Counties: Identical to the administrative counties established by the Local Government (Ireland) Act 1898 and modified by later legislation. The opportunity was taken to rename Tipperary (North Riding) and Tipperary (South Riding) as North Tipperary and South Tipperary respectively.

Cities: These were the county boroughs created by the 1898 act and later legislation, renamed. All the county boroughs except Galway had previously had the courtesy title of city by charter or letters patent.

Boroughs: The five existing non-county boroughs continued in existence. In addition, it was recognised that Kilkenny could continue to be called a city, in spite of being governed by a borough council and not being a former county borough.

Towns: The remaining town authorities, formerly known as urban districts or towns with town commissioners, were all redesignated as towns.

==Local authorities==
A council was established for each of the local government areas with the title county council, city council, borough council, or town council (as appropriate).

==Membership of councils==
One of the most controversial proposals in the bill was the abolition of the dual mandate. This would meant that members of the Oireachtas (Dáil Éireann and Seanad Éireann) could no longer be candidates for local authority elections. This was taken out of the original bill after protests from Fianna Fáil backbenchers who were also councillors. It was subsequently inserted into the 2001 Act by a 2003 amendment after a compensation package had been agreed.

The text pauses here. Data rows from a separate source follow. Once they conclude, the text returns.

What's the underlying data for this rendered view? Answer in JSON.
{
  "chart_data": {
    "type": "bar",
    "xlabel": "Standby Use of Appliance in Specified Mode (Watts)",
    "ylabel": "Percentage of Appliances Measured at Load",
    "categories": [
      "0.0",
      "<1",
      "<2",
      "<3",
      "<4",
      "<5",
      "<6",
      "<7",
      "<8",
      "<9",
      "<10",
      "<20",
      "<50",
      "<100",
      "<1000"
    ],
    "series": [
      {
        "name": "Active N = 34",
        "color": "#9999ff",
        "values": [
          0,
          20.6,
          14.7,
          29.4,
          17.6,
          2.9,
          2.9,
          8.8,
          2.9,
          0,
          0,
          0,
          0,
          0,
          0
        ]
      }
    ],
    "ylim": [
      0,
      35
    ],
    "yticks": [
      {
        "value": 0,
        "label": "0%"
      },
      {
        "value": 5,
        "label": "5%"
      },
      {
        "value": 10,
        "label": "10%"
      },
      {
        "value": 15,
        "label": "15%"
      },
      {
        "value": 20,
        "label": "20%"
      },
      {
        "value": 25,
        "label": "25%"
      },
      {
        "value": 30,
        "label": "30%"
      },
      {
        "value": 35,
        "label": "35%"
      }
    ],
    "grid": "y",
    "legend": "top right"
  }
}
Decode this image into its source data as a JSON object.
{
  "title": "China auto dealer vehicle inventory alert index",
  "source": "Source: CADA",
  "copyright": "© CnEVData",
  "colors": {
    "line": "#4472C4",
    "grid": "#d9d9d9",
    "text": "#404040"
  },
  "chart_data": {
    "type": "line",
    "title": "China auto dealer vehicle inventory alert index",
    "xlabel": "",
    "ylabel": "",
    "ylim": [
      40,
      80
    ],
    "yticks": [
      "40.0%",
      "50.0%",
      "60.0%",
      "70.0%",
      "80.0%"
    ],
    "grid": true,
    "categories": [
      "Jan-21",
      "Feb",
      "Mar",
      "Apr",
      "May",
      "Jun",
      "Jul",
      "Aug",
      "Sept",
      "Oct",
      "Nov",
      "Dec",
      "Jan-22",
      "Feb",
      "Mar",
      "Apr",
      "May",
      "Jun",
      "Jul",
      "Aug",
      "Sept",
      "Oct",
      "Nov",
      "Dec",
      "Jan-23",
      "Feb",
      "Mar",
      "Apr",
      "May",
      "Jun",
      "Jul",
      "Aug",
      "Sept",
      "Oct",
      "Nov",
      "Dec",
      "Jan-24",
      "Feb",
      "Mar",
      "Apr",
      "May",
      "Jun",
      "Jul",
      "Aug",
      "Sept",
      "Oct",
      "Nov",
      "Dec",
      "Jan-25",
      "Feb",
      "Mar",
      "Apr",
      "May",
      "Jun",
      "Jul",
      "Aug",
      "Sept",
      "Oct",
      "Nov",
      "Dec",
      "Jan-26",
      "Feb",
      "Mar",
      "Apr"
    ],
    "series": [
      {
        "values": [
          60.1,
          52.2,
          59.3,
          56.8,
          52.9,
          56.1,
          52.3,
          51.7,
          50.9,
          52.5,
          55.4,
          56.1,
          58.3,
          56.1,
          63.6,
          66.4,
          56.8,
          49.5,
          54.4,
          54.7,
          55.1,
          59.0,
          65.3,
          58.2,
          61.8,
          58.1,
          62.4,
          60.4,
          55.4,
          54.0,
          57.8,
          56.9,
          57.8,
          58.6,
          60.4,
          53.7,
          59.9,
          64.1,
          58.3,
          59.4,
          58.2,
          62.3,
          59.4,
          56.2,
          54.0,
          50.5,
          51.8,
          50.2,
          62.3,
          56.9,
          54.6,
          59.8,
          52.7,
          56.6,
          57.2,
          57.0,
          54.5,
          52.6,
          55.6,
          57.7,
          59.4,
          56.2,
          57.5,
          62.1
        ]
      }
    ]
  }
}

===Directly-elected mayors===
Inspired by the creation in the United Kingdom of the office of Mayor of London in 2000, Chapter 3 of Part 5 of the 2001 act as passed provided for a directly elected chairperson (mayor or cathaoirleach) of each county and city council. This was to take effect from the 2004 local elections. However, a 2003 amendment repealed the provision before it was implemented.

==Local Government Commission==
Part 11 of the Act mandated the establishment of a permanent Local Government Commission to propose changes to local authority areas, local electoral areas, or local authority powers. This part never came into force and was repealed by the 2014 act. The previous practice of ad hoc committees for boundary reviews continued after 2001 and was formalised by the 2014 act.